The authors of Serpentine's Future Art Ecosystems 4: Art x Public AI at the report's launch in London: Victoria Ivanova (left), R&D Strategic Lead, Arts Technologies, Serpentine Galleries; Eva Jäger, Arts Technologies Curator & Creative AI Lead; and Alasdair Milne, co-producer and co-writer of the report Photo: Sam Nightingale
The arts technologies team at Serpentine Galleries in London has invited artists and arts institutions, lawyers, publishers and technologists to join them in developing new shared systems for cultural bodies to manage and control their data using artificial intelligence (AI). Their call to action comes in a year when the use of AI by large corporations to parse and profit from data sets—as well as by governments, companies, professionals and creatives in daily life—is one of the burning issues facing society.
The team’s invitation was made at the launch in London of Future Art Ecosystems 4: Art x Public AI (Fae 4), their fourth annual report designed to encourage new thinking and collaboration around the interaction between art and technology. The previous reports have been on Art x Advanced Technologies (2020), Art x the Metaverse (2021), Art x Decentralised Tech (2022). The Fae reports are designed to “convene, share and build knowledge about technology and society”, Kay Watson, head of arts technologies at Serpentine, said at the report’s launch on 19 March.
The report, Watson said, “zooms in on the emerging AI technologies and how they impact on creative economy and society”. It also offers “insights and strategies for cultural sector to understand the effect of AI on everyday lives", Serpentine’s director Hans Ulrich Obrist said.
“AI technologies promise to affect nearly every aspect of our lives,” the report says. “Knowing that this transformation will play out on a societal scale” requires the development of mechanisms that allow multiple voices to “steer AI not simply as a new category of tech products, but as a public resource and infrastructure”. This development, the report says, will create an understanding of what it terms “public AI”, and how institutions, artists and professionals can engage with it for the public good.
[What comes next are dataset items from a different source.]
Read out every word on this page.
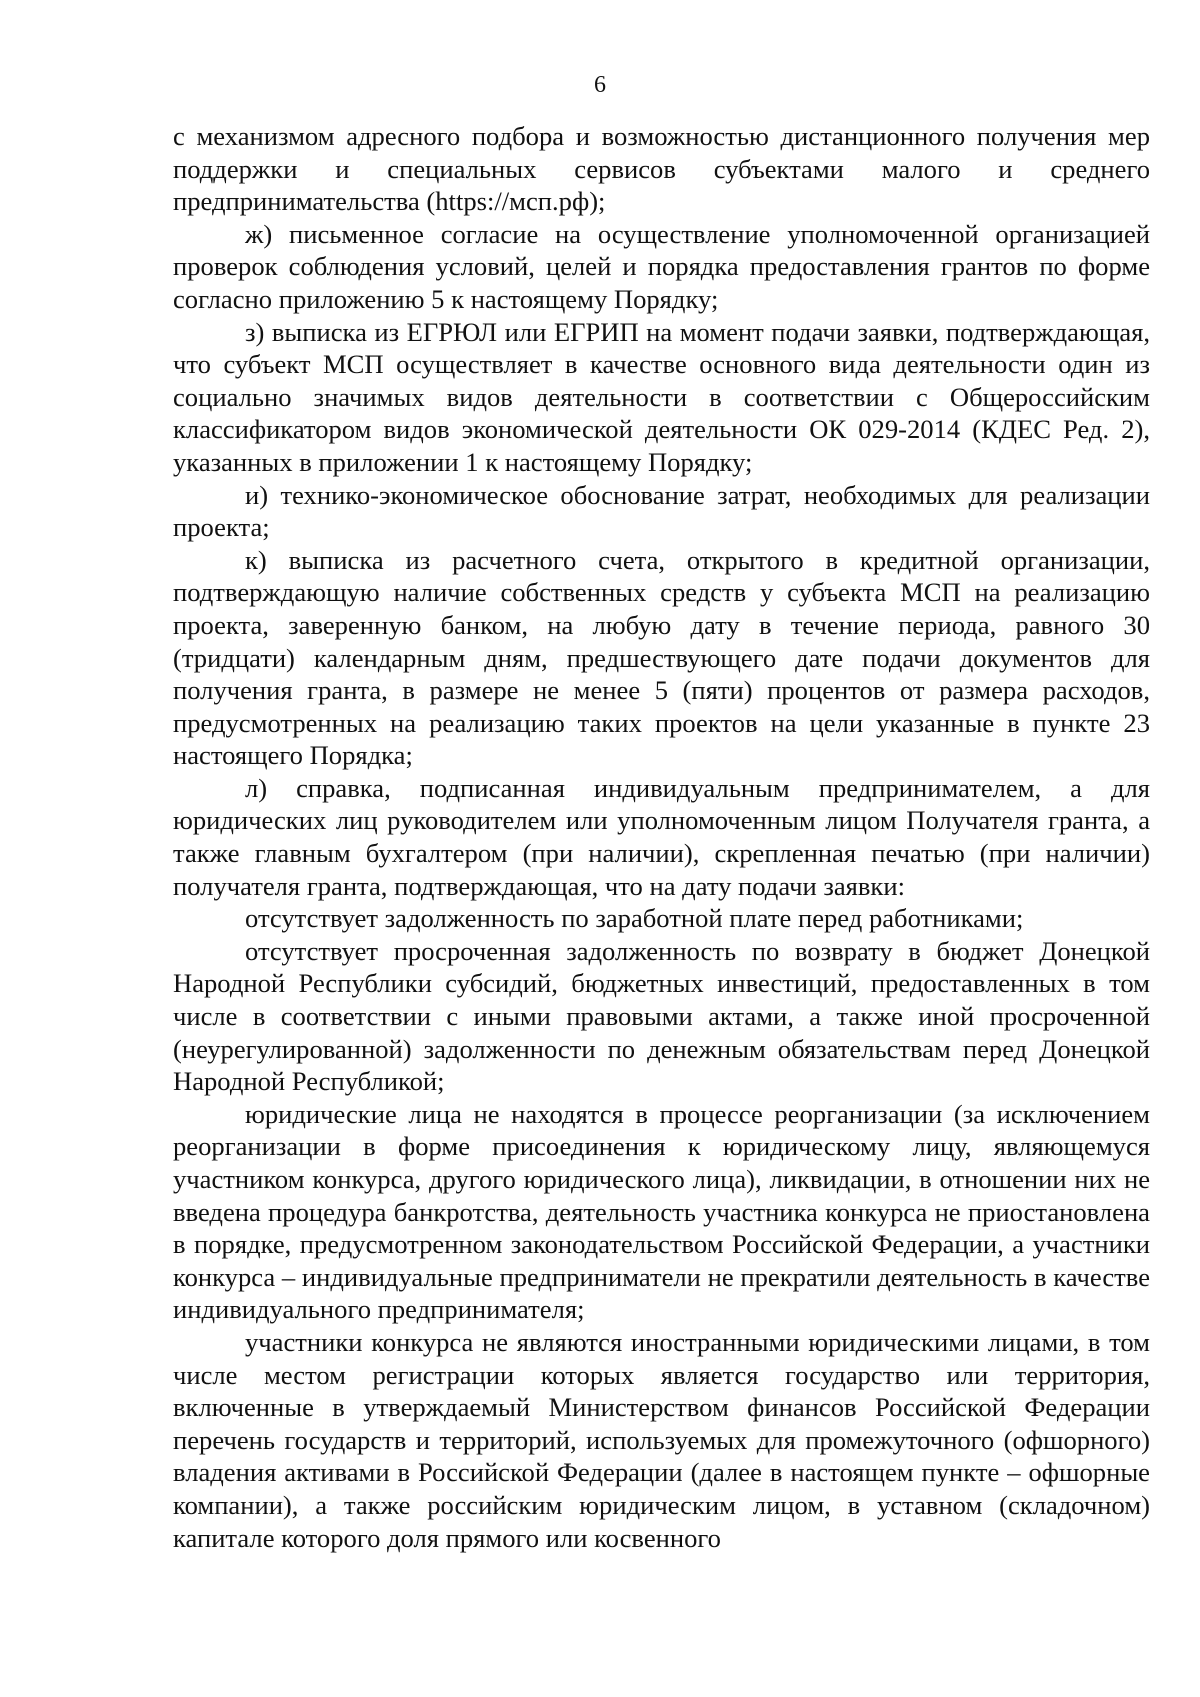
6

с механизмом адресного подбора и возможностью дистанционного получения мер поддержки и специальных сервисов субъектами малого и среднего предпринимательства (https://мсп.рф);

ж) письменное согласие на осуществление уполномоченной организацией проверок соблюдения условий, целей и порядка предоставления грантов по форме согласно приложению 5 к настоящему Порядку;

з) выписка из ЕГРЮЛ или ЕГРИП на момент подачи заявки, подтверждающая, что субъект МСП осуществляет в качестве основного вида деятельности один из социально значимых видов деятельности в соответствии с Общероссийским классификатором видов экономической деятельности ОК 029-2014 (КДЕС Ред. 2), указанных в приложении 1 к настоящему Порядку;

и) технико-экономическое обоснование затрат, необходимых для реализации проекта;

к) выписка из расчетного счета, открытого в кредитной организации, подтверждающую наличие собственных средств у субъекта МСП на реализацию проекта, заверенную банком, на любую дату в течение периода, равного 30 (тридцати) календарным дням, предшествующего дате подачи документов для получения гранта, в размере не менее 5 (пяти) процентов от размера расходов, предусмотренных на реализацию таких проектов на цели указанные в пункте 23 настоящего Порядка;

л) справка, подписанная индивидуальным предпринимателем, а для юридических лиц руководителем или уполномоченным лицом Получателя гранта, а также главным бухгалтером (при наличии), скрепленная печатью (при наличии) получателя гранта, подтверждающая, что на дату подачи заявки:

отсутствует задолженность по заработной плате перед работниками;

отсутствует просроченная задолженность по возврату в бюджет Донецкой Народной Республики субсидий, бюджетных инвестиций, предоставленных в том числе в соответствии с иными правовыми актами, а также иной просроченной (неурегулированной) задолженности по денежным обязательствам перед Донецкой Народной Республикой;

юридические лица не находятся в процессе реорганизации (за исключением реорганизации в форме присоединения к юридическому лицу, являющемуся участником конкурса, другого юридического лица), ликвидации, в отношении них не введена процедура банкротства, деятельность участника конкурса не приостановлена в порядке, предусмотренном законодательством Российской Федерации, а участники конкурса – индивидуальные предприниматели не прекратили деятельность в качестве индивидуального предпринимателя;

участники конкурса не являются иностранными юридическими лицами, в том числе местом регистрации которых является государство или территория, включенные в утверждаемый Министерством финансов Российской Федерации перечень государств и территорий, используемых для промежуточного (офшорного) владения активами в Российской Федерации (далее в настоящем пункте – офшорные компании), а также российским юридическим лицом, в уставном (складочном) капитале которого доля прямого или косвенного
Kay Watson (left, head of Arts Technologies at Serpentine), Hans Ulrich Obrist (director of Serpentine), Victoria Ivanova, Eva Jaeger and Alasdair Milne at the report's launch Photo: Sam Nightingale
Serpentine has been focused on AI and how it relates to art and artists since 2014. It is an interest that was formalised in 2019 with the creation of Serpentine’s Creative AI Lab, a collaboration with King’s College London’s digital humanities department and the Legal Lab—a research programme at Serpentine.
This year AI has a “key dimension” in the exhibition programme at Serpentine, Obrist said at the report's launch.
Refik Anadol's exhibition at Serpentine North (until 7 April) features the UK premiere of Living Archive: Nature, a commission presented at the World Economic Forum in Davos in January. Anadol describes it as “a ground-breaking initiative that we call the Large Nature Model… the world’s first open-source, generative AI multimodal focused on nature, trained on an extensive and ethically sourced dataset of the natural world.”
Meanwhile, the autumn and winter the Berlin-based artists and technologists Holly Herndon and Mat Dryhurst—long-standing collaborators with the Serpentine team—will present an exhibition at Serpentine generated from the building and the use of a vocal data set gathered through working with community choirs in Britain.
The collaboration with Herndon and Dryhurst will test one of the report's recommendations: that cultural organisations should experiment with creating what they call “data trusts”—a means of looking after data, in this case the recordings shared by community choirs—and establishing the role of a “data trustee”. Serpentine is for the collaboration with Herndon and Dryhurst.
The report’s authors hope to capture public engagement with AI by using something readily accessible to the public—for example recordings of community choirs—to convey how simple a data trust can be.
Another recommendation is that institutions become aware that they cannot get to fully understanding their relationship with AI alone. “We need common benchmarks around data stewardship within an emerging data market, Eva Jaeger, arts technologies curator and creative AI lead at Serpentine, said at the report's launch. This requires multiple organisations “coming together and understanding what policies are to be”, she said. It also requires institutions to develop “advance production capability”, which depends on their having “tech literacy that allows organisations to make decisions for themselves”.
This tech literacy is “not yet integrated into culture sector”, Jaeger added, and one of the backbones of Fae4 is its guide of the multi-layered tech stack that makes up AI. This stack, broken into software and hardware sections, the report says, shows how “the interdependence between industry, states, non-governmental organisations, academia and the many publics that are implicated in the creation and adoption of AI can be understood”. This, it says, highlights the fact “that ‘public AI’ is not just a speculative category, but a reality that requires ongoing development and support”.
Above all, Jaeger said, “we want people to read the report”.